The small courtroom was packed with journalists, lawyers, and members of the LGBT community, spilling out into the narrow courthouse corridors as the unanimous ruling was made.
Many in Kenya’s gay community expressed hopes that today would mark a historic moment for the country, with the scrapping of articles 162 and 165 that makes homosexuality illegal. However, these hopes were soon dispelled as the ruling was read out.
The judges affirmed the consitutionality of the laws against homosexuality, claiming that there was insufficient evidence to prove how the laws violated the LGBT community’s right to health, dignity and privacy.
They added that the law was a reflection of Kenya’s societal values.
“Acknowledging cohabitation among people of the same sex, where they would ostensibly be able to have same-sex intercourse, would indirectly open the door for (marriage) of people of the same sex,” said the judgment read in part by Justice Roselyn Aburili.
She went on to claim that same-sex couples living together would be violating the constitution and that there was no scientific proof LGBT people were “born that way”.
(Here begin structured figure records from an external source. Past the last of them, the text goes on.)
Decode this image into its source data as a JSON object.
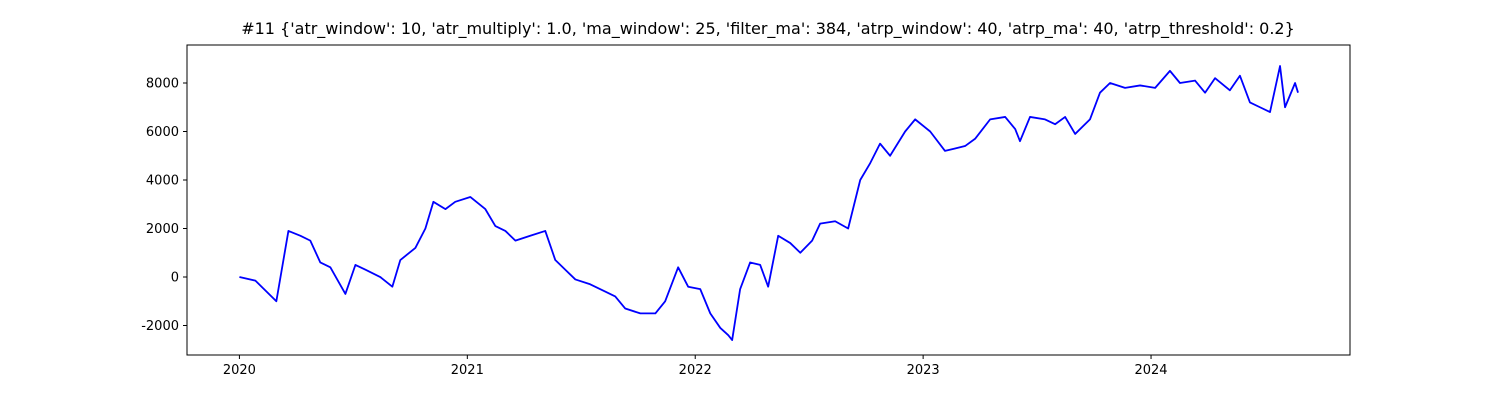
{
  "chart_data": {
    "type": "line",
    "title": "#11 {'atr_window': 10, 'atr_multiply': 1.0, 'ma_window': 25, 'filter_ma': 384, 'atrp_window': 40, 'atrp_ma': 40, 'atrp_threshold': 0.2}",
    "x": [
      2020.0,
      2020.07,
      2020.162,
      2020.215,
      2020.268,
      2020.311,
      2020.355,
      2020.399,
      2020.465,
      2020.509,
      2020.553,
      2020.618,
      2020.671,
      2020.706,
      2020.772,
      2020.816,
      2020.851,
      2020.904,
      2020.947,
      2021.013,
      2021.079,
      2021.123,
      2021.167,
      2021.211,
      2021.276,
      2021.342,
      2021.386,
      2021.43,
      2021.474,
      2021.539,
      2021.605,
      2021.649,
      2021.693,
      2021.759,
      2021.825,
      2021.868,
      2021.925,
      2021.969,
      2022.022,
      2022.066,
      2022.11,
      2022.145,
      2022.162,
      2022.197,
      2022.241,
      2022.285,
      2022.32,
      2022.364,
      2022.417,
      2022.461,
      2022.513,
      2022.548,
      2022.614,
      2022.671,
      2022.724,
      2022.768,
      2022.811,
      2022.855,
      2022.921,
      2022.965,
      2023.031,
      2023.096,
      2023.14,
      2023.184,
      2023.228,
      2023.294,
      2023.36,
      2023.404,
      2023.425,
      2023.469,
      2023.535,
      2023.579,
      2023.623,
      2023.667,
      2023.732,
      2023.776,
      2023.82,
      2023.886,
      2023.952,
      2024.018,
      2024.083,
      2024.127,
      2024.193,
      2024.237,
      2024.281,
      2024.346,
      2024.39,
      2024.434,
      2024.478,
      2024.522,
      2024.566,
      2024.588,
      2024.632,
      2024.645
    ],
    "series": [
      {
        "color": "#0000ff",
        "values": [
          0,
          -150,
          -1000,
          1900,
          1700,
          1500,
          600,
          400,
          -700,
          500,
          300,
          0,
          -400,
          700,
          1200,
          2000,
          3100,
          2800,
          3100,
          3300,
          2800,
          2100,
          1900,
          1500,
          1700,
          1900,
          700,
          300,
          -100,
          -300,
          -600,
          -800,
          -1300,
          -1500,
          -1500,
          -1000,
          400,
          -400,
          -500,
          -1500,
          -2100,
          -2400,
          -2600,
          -500,
          600,
          500,
          -400,
          1700,
          1400,
          1000,
          1500,
          2200,
          2300,
          2000,
          4000,
          4700,
          5500,
          5000,
          6000,
          6500,
          6000,
          5200,
          5300,
          5400,
          5700,
          6500,
          6600,
          6100,
          5600,
          6600,
          6500,
          6300,
          6600,
          5900,
          6500,
          7600,
          8000,
          7800,
          7900,
          7800,
          8500,
          8000,
          8100,
          7600,
          8200,
          7700,
          8300,
          7200,
          7000,
          6800,
          8700,
          7000,
          8000,
          7600
        ]
      }
    ],
    "xlim": [
      2019.77,
      2024.873
    ],
    "xticks": [
      2020,
      2021,
      2022,
      2023,
      2024
    ],
    "ylim": [
      -3216,
      9567
    ],
    "yticks": [
      -2000,
      0,
      2000,
      4000,
      6000,
      8000
    ]
  }
}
Friday’s judgment stems from a 2016 petition which argues that Kenya’s penal code discriminates directly against the LGBT community and therefore went against the country’s 2010 constitution.
Kenya is one of 32 countries in Africa where homosexuality is banned, with a penal code that criminalizes “carnal knowledge against the order of nature.” Anyone found engaging in same-sex relationships could face up to 14 years in prison.
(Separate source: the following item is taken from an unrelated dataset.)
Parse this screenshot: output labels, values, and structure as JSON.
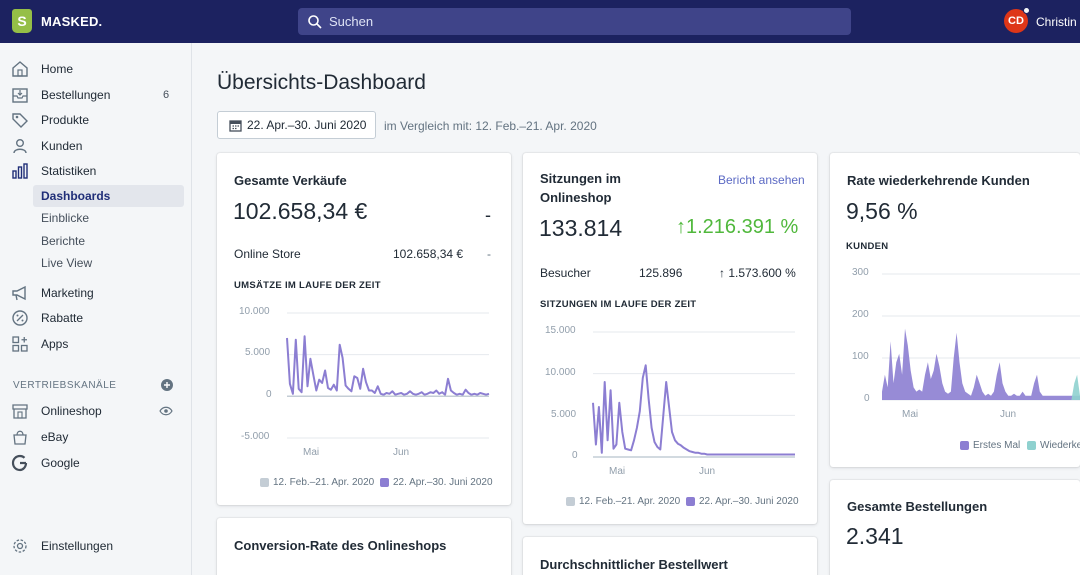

The law has been in place since the British colonized Kenya in the late 19th century.
“These old colonial laws lead to the LGBT community suffering violence, blackmail, harassment and torture,” the Nairobi-based National Gay & Lesbian Human Rights Commission said after the decision was announced.
For many members of the LGBT community in Kenya, daily life includes the pervasive risk of being subjected to discrimination and even physical attacks as a result of their sexual orientation. Most victims are too fearful to go to the police, rights groups say.
According to LGBT rights activists, the laws can also make it harder for those in the LGBT community to get a job or promotion, rent housing or access health and education services.
“I came all the way from my country, hoping that Kenya would be different, but what the court came out with today put me down and I am afraid of where to go,” said Jordan Zeus, a transgender man from Uganda.
“I came to seek protection here but I am scared for my life, I don’t know if I will survive. The judges have shown us we are not allowed here, we are illegal.”
The court attendees also included lawyers and national organisations who were in full support of the ruling.
“The people of Kenya are happy that the courts have not been misused to try and introduce laws that the majority of Kenyans and their institutions are opposed to,” said Charles Kanjama, the lawyer of the Kenyan Christian Professionals Forum, who was in opposition of the petition.
However, while the petition has been denied and the laws deemed constitutional, outside the court house many LGBT activists and allies made it clear that the fight was far from over.
“Even if they denied us the opportunity we will still fight. Because we are here and we are queer,” said a member of an LGBT rights group in Kenya, who asked not to be named for fear of retribution.
“We are not going to stop until it is over.”